TW: Can you give us a sense of how many open roles are available?

Siemek: We currently, today, have more than 900 jobs posted for roles across the state.  We’ve got roles in all 100 counties in North Carolina.  Probably, about 60% of the roles are in the Triangle, but the jobs are available across the state.  We’re open to anyone who would love to come to North Carolina and be here, it’s a great state to be.

[Editor’s Note: We confirmed with Siemek after the interview concluded that 938 roles are open, and that about 40% of the open jobs would be based in the Triangle region.]

TW: Are any of these jobs based remotely, or in hybrid scenarios?

Siemek: We are all transitioning back to the office, but I would say, a lot of our positions are still hybrid or virtual in capacity, but it changes day by day.


TW: The AP reported today that cybersecurity roles in particular in state governments are particularly hard to fill.  Is that also the case in the State of North Carolina?

Siemek: Oh, yeah, definitely the same.  IT is one of the hardest to fill, it takes a little bit more effort to identify this talent.

TW: How big a problem is accessing cybersecurity talent, and what are the consequences of not being able to find talent, or to fill those roles?

Siemek: I don’t know if I’m necessarily the expert on answering those questions.  The ramifications are like for every company out there, if you don’t have the right staff on board, then you’ll have the challenge of somebody being able to get into your network.  Finding the candidates is our challenge.  Connecting with them, finding them.

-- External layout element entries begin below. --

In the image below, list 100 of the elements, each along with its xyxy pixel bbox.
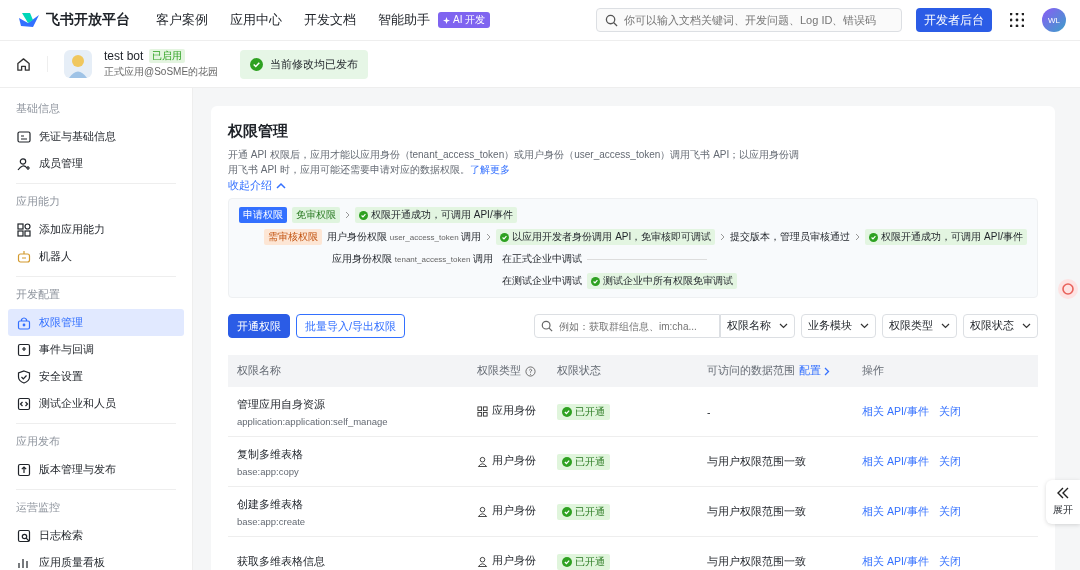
sidebar-item[interactable]: 安全设置 bbox=[8, 363, 184, 390]
filter-dropdown[interactable]: 权限状态 bbox=[963, 314, 1038, 338]
sidebar-item[interactable]: 权限管理 bbox=[8, 309, 184, 336]
permission-scope: application:application:self_manage bbox=[237, 415, 389, 427]
flow-step: 以应用开发者身份调用 API，免审核即可调试 bbox=[496, 229, 716, 245]
card-icon bbox=[17, 129, 31, 144]
permission-type: 用户身份 bbox=[477, 554, 536, 569]
flow-tag: 申请权限 bbox=[239, 207, 287, 223]
status-tag: 已开通 bbox=[557, 453, 610, 470]
chevron-down-icon bbox=[860, 323, 869, 329]
learn-more-link[interactable]: 了解更多 bbox=[469, 164, 510, 175]
upload-icon bbox=[17, 462, 31, 477]
row-action-link[interactable]: 关闭 bbox=[938, 554, 961, 569]
column-header: 权限状态 bbox=[557, 364, 602, 378]
flow-step: 在正式企业中调试 bbox=[502, 252, 582, 266]
permission-type: 用户身份 bbox=[477, 454, 536, 469]
robot-icon bbox=[17, 249, 31, 264]
row-action-link[interactable]: 相关 API/事件 bbox=[862, 504, 929, 519]
search-icon bbox=[605, 13, 618, 27]
expand-panel-button[interactable]: 展开 bbox=[1046, 480, 1080, 524]
code-icon bbox=[17, 396, 31, 411]
brand-name[interactable]: 飞书开放平台 bbox=[46, 11, 130, 29]
user-icon bbox=[477, 555, 488, 567]
flow-label: 应用身份权限 tenant_access_token 调用 bbox=[332, 252, 495, 266]
sidebar-item[interactable]: 事件与回调 bbox=[8, 336, 184, 363]
sidebar-item[interactable]: 应用质量看板 bbox=[8, 549, 184, 570]
page-title: 权限管理 bbox=[228, 122, 289, 141]
row-action-link[interactable]: 关闭 bbox=[938, 404, 961, 419]
sidebar-item[interactable]: 机器人 bbox=[8, 243, 184, 270]
console-button[interactable]: 开发者后台 bbox=[916, 8, 992, 32]
sidebar-group-title: 开发配置 bbox=[15, 287, 61, 302]
filter-search-field[interactable]: 例如：获取群组信息、im:cha... bbox=[534, 314, 720, 338]
chevron-right-icon bbox=[824, 366, 830, 376]
notice-text: 当前修改均已发布 bbox=[270, 56, 359, 72]
user-avatar[interactable]: WL bbox=[1042, 8, 1066, 32]
row-action-link[interactable]: 相关 API/事件 bbox=[862, 554, 929, 569]
search-field[interactable]: 你可以输入文档关键词、开发问题、Log ID、错误码 bbox=[596, 8, 902, 32]
data-range: 与用户权限范围一致 bbox=[707, 504, 806, 517]
permission-type: 应用身份 bbox=[477, 404, 536, 419]
row-action-link[interactable]: 相关 API/事件 bbox=[862, 454, 929, 469]
row-action-link[interactable]: 相关 API/事件 bbox=[862, 404, 929, 419]
filter-dropdown[interactable]: 权限名称 bbox=[720, 314, 795, 338]
row-action-link[interactable]: 关闭 bbox=[938, 504, 961, 519]
nav-link[interactable]: 智能助手 bbox=[378, 11, 430, 29]
check-icon bbox=[562, 406, 572, 417]
member-icon bbox=[17, 156, 31, 171]
app-name: test bot bbox=[104, 49, 144, 63]
column-header: 权限类型 bbox=[477, 364, 557, 378]
permission-name: 创建多维表格 bbox=[237, 496, 304, 512]
sidebar-item[interactable]: 添加应用能力 bbox=[8, 216, 184, 243]
data-range: 与用户权限范围一致 bbox=[707, 454, 806, 467]
collapse-link[interactable]: 收起介绍 bbox=[228, 179, 286, 193]
column-header: 权限名称 bbox=[237, 364, 282, 378]
filter-dropdown[interactable]: 权限类型 bbox=[882, 314, 957, 338]
flow-step: 权限开通成功，可调用 API/事件 bbox=[355, 207, 517, 223]
column-header: 可访问的数据范围 配置 bbox=[707, 364, 862, 378]
chevron-down-icon bbox=[1022, 323, 1031, 329]
permission-name: 获取多维表格信息 bbox=[237, 554, 326, 569]
check-icon bbox=[562, 456, 572, 467]
chevron-down-icon bbox=[779, 323, 788, 329]
user-icon bbox=[477, 505, 488, 517]
sidebar-item[interactable]: 测试企业和人员 bbox=[8, 390, 184, 417]
filter-dropdown[interactable]: 业务模块 bbox=[801, 314, 876, 338]
home-icon[interactable] bbox=[16, 56, 31, 72]
check-icon bbox=[562, 556, 572, 567]
action-button[interactable]: 批量导入/导出权限 bbox=[296, 314, 406, 338]
permission-name: 管理应用自身资源 bbox=[237, 396, 326, 412]
status-tag: 已开通 bbox=[557, 553, 610, 570]
check-icon bbox=[500, 232, 510, 242]
log-icon bbox=[17, 528, 31, 543]
action-button[interactable]: 开通权限 bbox=[228, 314, 290, 338]
config-link[interactable]: 配置 bbox=[799, 364, 830, 378]
permission-scope: base:app:create bbox=[237, 515, 307, 527]
shield-icon bbox=[17, 369, 31, 384]
sidebar-group-title: 应用能力 bbox=[15, 194, 61, 209]
status-tag: 已开通 bbox=[557, 403, 610, 420]
event-icon bbox=[17, 342, 31, 357]
nav-link[interactable]: 应用中心 bbox=[230, 11, 282, 29]
app-grid-icon[interactable] bbox=[1010, 13, 1024, 27]
floating-assistant-icon[interactable] bbox=[1058, 279, 1078, 299]
data-range: - bbox=[707, 405, 711, 418]
nav-link[interactable]: 客户案例 bbox=[156, 11, 208, 29]
sidebar-item[interactable]: 版本管理与发布 bbox=[8, 456, 184, 483]
nav-link[interactable]: 开发文档 bbox=[304, 11, 356, 29]
permission-type: 用户身份 bbox=[477, 504, 536, 519]
flow-label: 用户身份权限 user_access_token 调用 bbox=[326, 230, 482, 244]
flow-tag: 需审核权限 bbox=[263, 229, 322, 245]
permission-scope: base:app:copy bbox=[237, 465, 300, 477]
sidebar-item[interactable]: 成员管理 bbox=[8, 150, 184, 177]
data-range: 与用户权限范围一致 bbox=[707, 554, 806, 567]
chevron-down-icon bbox=[941, 323, 950, 329]
chevron-right-icon bbox=[486, 233, 492, 241]
check-icon bbox=[869, 232, 879, 242]
flow-step: 测试企业中所有权限免审调试 bbox=[587, 273, 737, 289]
sidebar-item[interactable]: 凭证与基础信息 bbox=[8, 123, 184, 150]
sidebar-group-title: 应用发布 bbox=[15, 434, 61, 449]
sidebar-item[interactable]: 日志检索 bbox=[8, 522, 184, 549]
user-icon bbox=[477, 455, 488, 467]
row-action-link[interactable]: 关闭 bbox=[938, 454, 961, 469]
flow-tag: 免审权限 bbox=[292, 207, 340, 223]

TW: Is North Carolina doing anything to remain competitive in the talent market, especially in IT, given the current state of the talent market and the number of positions open?

Siemek: We are constantly looking at what we can offer our candidates, whether we’re doing market analysis for salaries, looking at our benefits to see how we can improve our benefits.  It’s not something that happens overnight, but we are always looking at what we can do to change to be competitive, whether it’s looking at hybrid, remote opportunities, making sure that we’ve got the training that we can be able to offer.  We are always looking at what we can offer candidates.

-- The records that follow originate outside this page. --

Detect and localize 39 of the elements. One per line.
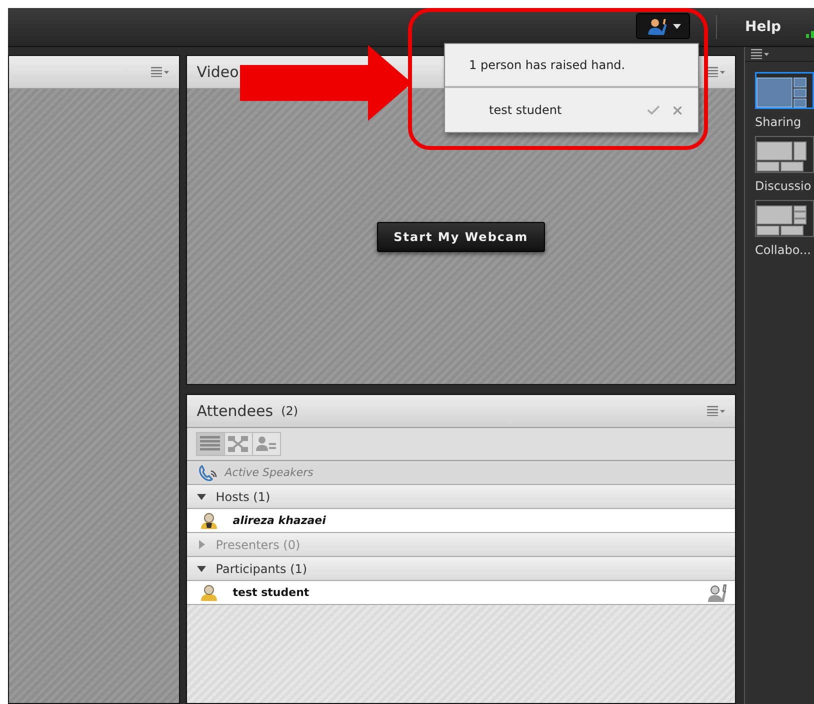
layout-thumbnail[interactable] — [755, 200, 814, 237]
raise-hand-button[interactable] — [636, 13, 690, 39]
phone-icon — [198, 464, 217, 480]
raised-hand-icon — [646, 17, 668, 35]
signal-icon — [806, 30, 814, 38]
caret-icon — [672, 24, 680, 28]
pod-title: Attendees — [196, 402, 274, 420]
disclosure-triangle-icon[interactable] — [196, 492, 206, 501]
start-webcam-button[interactable]: Start My Webcam — [376, 222, 546, 252]
raised-hand-message: 1 person has raised hand. — [469, 58, 626, 72]
list-view-icon — [200, 436, 220, 452]
pod-title: Video — [196, 63, 239, 81]
active-speakers-label: Active Speakers — [224, 466, 314, 479]
menu-icon[interactable] — [150, 67, 169, 77]
layout-thumbnail[interactable] — [755, 136, 814, 173]
group-header[interactable]: Hosts (1) — [216, 490, 270, 504]
attendee-name[interactable]: test student — [232, 586, 310, 599]
view-button[interactable] — [224, 432, 253, 456]
raised-hand-icon — [707, 584, 727, 602]
menu-icon[interactable] — [707, 67, 725, 77]
breakout-icon — [228, 436, 248, 452]
menu-icon[interactable] — [751, 49, 769, 59]
layout-label[interactable]: Collabo... — [755, 243, 814, 257]
person-icon — [200, 584, 218, 601]
close-icon[interactable] — [671, 104, 684, 116]
layout-label[interactable]: Discussio — [755, 179, 814, 193]
help-menu[interactable]: Help — [745, 19, 782, 35]
layout-label[interactable]: Sharing — [755, 115, 814, 129]
view-button[interactable] — [252, 432, 281, 456]
group-header[interactable]: Participants (1) — [216, 562, 308, 576]
host-icon — [200, 512, 218, 529]
person-name: test student — [489, 103, 563, 117]
view-button[interactable] — [196, 432, 225, 456]
person-list-icon — [256, 436, 276, 452]
disclosure-triangle-icon[interactable] — [196, 564, 206, 573]
attendee-name[interactable]: alireza khazaei — [232, 514, 326, 527]
layout-thumbnail[interactable] — [755, 72, 814, 109]
menu-icon[interactable] — [707, 406, 725, 416]
attendee-count: (2) — [281, 404, 298, 418]
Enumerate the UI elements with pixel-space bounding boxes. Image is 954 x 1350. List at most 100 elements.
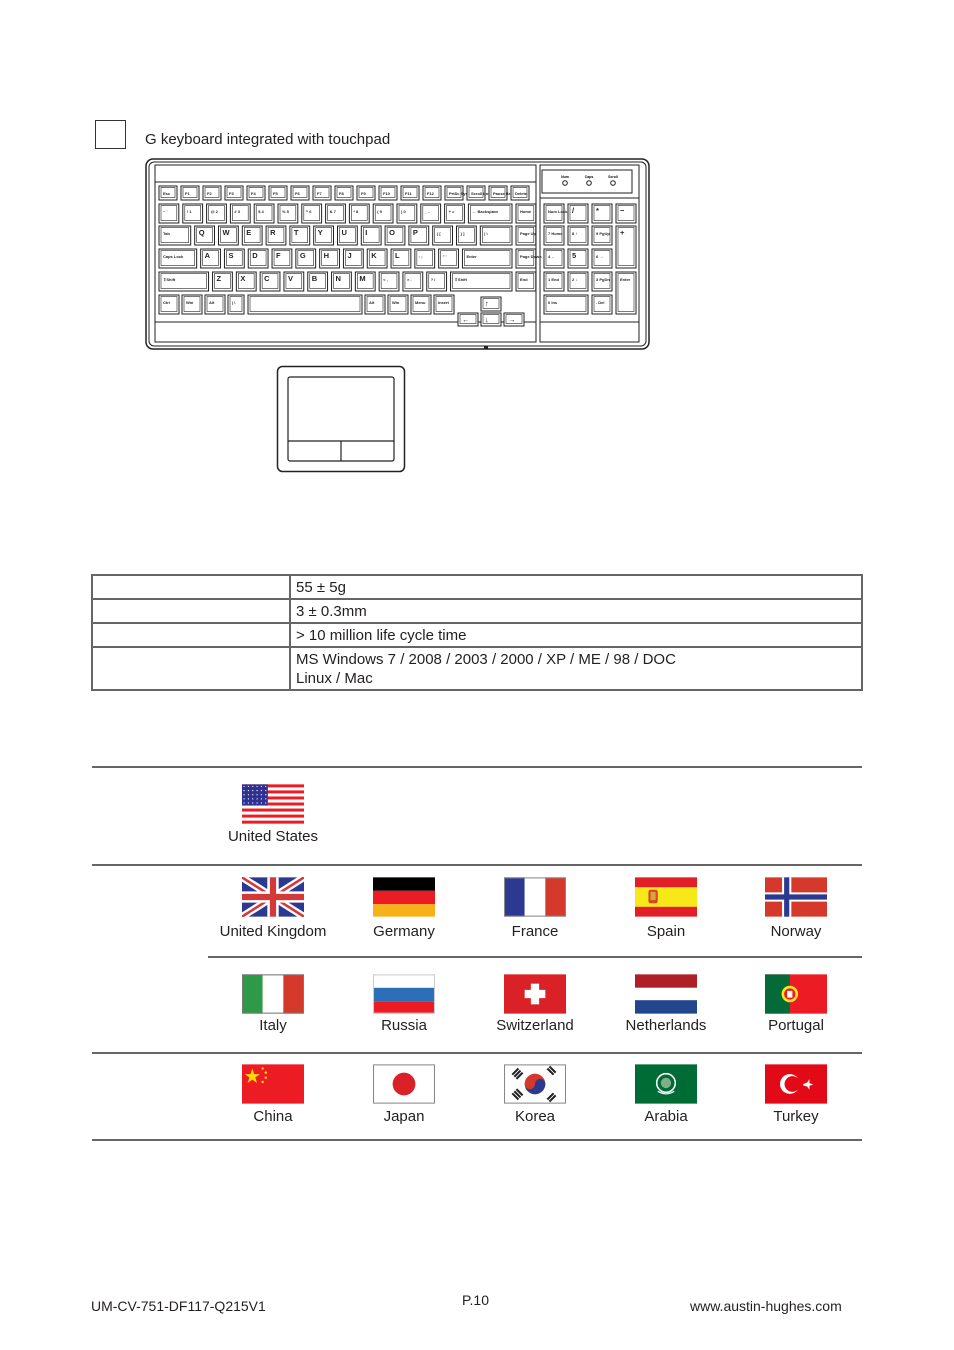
keyboard-diagram: Esc F1 F2 F3 F4 F5 F6 F7 F8 F9 F10 F11 F12 PrtSc SysR… (145, 158, 650, 350)
indicator-label: Caps (585, 175, 594, 179)
key-label: N (336, 274, 341, 283)
key: N (331, 271, 352, 292)
key-label: Insert (438, 300, 450, 305)
key-label: > . (407, 277, 412, 282)
keyboard-keys: Esc F1 F2 F3 F4 F5 F6 F7 F8 F9 F10 F11 F12 PrtSc SysR… (158, 185, 637, 327)
key-label: < , (383, 277, 388, 282)
key: + = (444, 203, 465, 224)
divider (92, 1052, 862, 1054)
key: Alt (364, 294, 386, 315)
key-label: Alt (209, 300, 215, 305)
table-row: MS Windows 7 / 2008 / 2003 / 2000 / XP /… (91, 646, 863, 691)
key: ↑ (480, 296, 502, 312)
key: Menu (410, 294, 432, 315)
key: ⇧Shift (450, 271, 513, 292)
key-label: ⇧Shift (455, 277, 468, 282)
key-label: − (620, 206, 625, 215)
key-label: A (205, 251, 211, 260)
key: O (384, 225, 406, 246)
key: F6 (290, 185, 310, 201)
divider (92, 766, 862, 768)
key-label: _ - (424, 209, 430, 214)
key: Alt (204, 294, 226, 315)
language-label: Germany (373, 923, 435, 940)
language-label: United States (227, 828, 319, 845)
key: Q (194, 225, 215, 246)
key-label: 3 PgDn (596, 277, 610, 282)
key: 5 (567, 248, 589, 269)
key: F5 (268, 185, 288, 201)
key: I (360, 225, 382, 246)
key-label: E (246, 228, 251, 237)
key: _ - (420, 203, 442, 224)
key: B (307, 271, 329, 292)
key-label: $ 4 (258, 209, 264, 214)
key: U (337, 225, 358, 246)
key-label: Alt (369, 300, 375, 305)
language-label: Turkey (773, 1108, 819, 1125)
option-checkbox[interactable] (95, 120, 126, 149)
key-label: Q (199, 228, 205, 237)
flag-ch-icon (504, 974, 566, 1014)
key: ? / (426, 271, 448, 292)
option-caption: G keyboard integrated with touchpad (145, 131, 391, 148)
key-label: D (252, 251, 258, 260)
key: 1 End (543, 271, 565, 292)
key: 3 PgDn (591, 271, 613, 292)
flag-it-icon (242, 974, 304, 1014)
key: T (289, 225, 311, 246)
key: − (615, 203, 637, 224)
flag-nl-icon (635, 974, 697, 1014)
language-label: Japan (383, 1108, 425, 1125)
key-label: Win (186, 300, 194, 305)
key-label: F7 (317, 191, 322, 196)
key: Insert (433, 294, 455, 315)
key-label: → (508, 315, 516, 324)
language-label: Arabia (644, 1108, 688, 1125)
key: M (354, 271, 376, 292)
key-label: " ' (443, 254, 447, 259)
language-label: Russia (381, 1017, 427, 1034)
key: Tab (158, 225, 192, 246)
key: F3 (224, 185, 244, 201)
key: F4 (246, 185, 266, 201)
key-label: + (620, 228, 625, 237)
website-link[interactable]: www.austin-hughes.com (690, 1298, 842, 1314)
spec-value: MS Windows 7 / 2008 / 2003 / 2000 / XP /… (289, 646, 863, 691)
key-label: Home (520, 209, 532, 214)
key-label: F6 (295, 191, 300, 196)
spec-label (91, 574, 291, 600)
key: E (241, 225, 263, 246)
key-label: F8 (339, 191, 344, 196)
key-label: Enter (620, 277, 631, 282)
key-label: Enter (466, 254, 477, 259)
key: Enter (615, 271, 637, 315)
table-row: > 10 million life cycle time (91, 622, 863, 648)
key-label: F10 (383, 191, 391, 196)
key-label: { [ (437, 231, 442, 236)
key: S (223, 248, 245, 269)
key: ) 0 (396, 203, 418, 224)
key: | \ (227, 294, 245, 315)
key: F1 (180, 185, 200, 201)
table-row: 3 ± 0.3mm (91, 598, 863, 624)
flag-ru-icon (373, 974, 435, 1014)
key: } ] (456, 225, 477, 246)
key-label: ⇧Shift (163, 277, 176, 282)
key: > . (402, 271, 424, 292)
flag-es-icon (635, 877, 697, 917)
key-label: S (228, 251, 233, 260)
key-label: 4 ← (548, 254, 555, 259)
key-label: ) 0 (401, 209, 406, 214)
language-label: France (511, 923, 559, 940)
spec-value: 55 ± 5g (289, 574, 863, 600)
key-label: X (240, 274, 245, 283)
spec-label (91, 646, 291, 691)
key: < , (378, 271, 400, 292)
language-label: Norway (770, 923, 822, 940)
key: R (265, 225, 287, 246)
key: Num Lock (543, 203, 568, 224)
key-label: P (413, 228, 418, 237)
key: 7 Home (543, 225, 565, 246)
key-label: I (365, 228, 367, 237)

Tens of thousands of jobs up for grabs across the Triangle despite COVID

TW: Are there any advantages to working in the public sector as compared to working in the private sector? 

Siemek: I have worked in both, so I do have a feel for both private sector and public sector.  They are definitely two different environments, two different cultures.  I would say that some of the benefits for working for state governments, especially for the State of North Carolina, is just the quality of life, I would say.  Some positions don’t have to work a lot of hours, it does have its peaks, it’s not necessarily like private, where it’s 24/7 a lot of times.  I do say we have a good work-life balance, and we have great benefits.  If you’re ready to work, and work hard, then there are jobs here for you.

TW: What would you tell folks about the event tomorrow? 

Siemek: You can join the career expo from 9 a.m. to 4 p.m., where all state agencies will participate, and you could come and meet with recruiters from all the agencies.  We also have resources available for those transitioning from the military, and for their spouses, and for those with disabilities.  We will have rooms highlighting agencies in particular, especially IT, because that’s the group we’re looking at right now.  Please join us!  We’re really excited, we love North Carolina.  Come to North Carolina and work with us.


After the interview concluded, Siemek noted that resumes are not required in order for job seekers to participate in the event, nor would they be required to speak to recruiters.  A spokesperson for the State of North Carolina did tell WRAL TechWire “having a resume handy, or other resource from which they can refer to while talking about their experience and interests, may prove helpful.”

“As the event is conducted primarily through chat, participants just need a good internet connection and enthusiasm for public sector work,” the spokesperson added.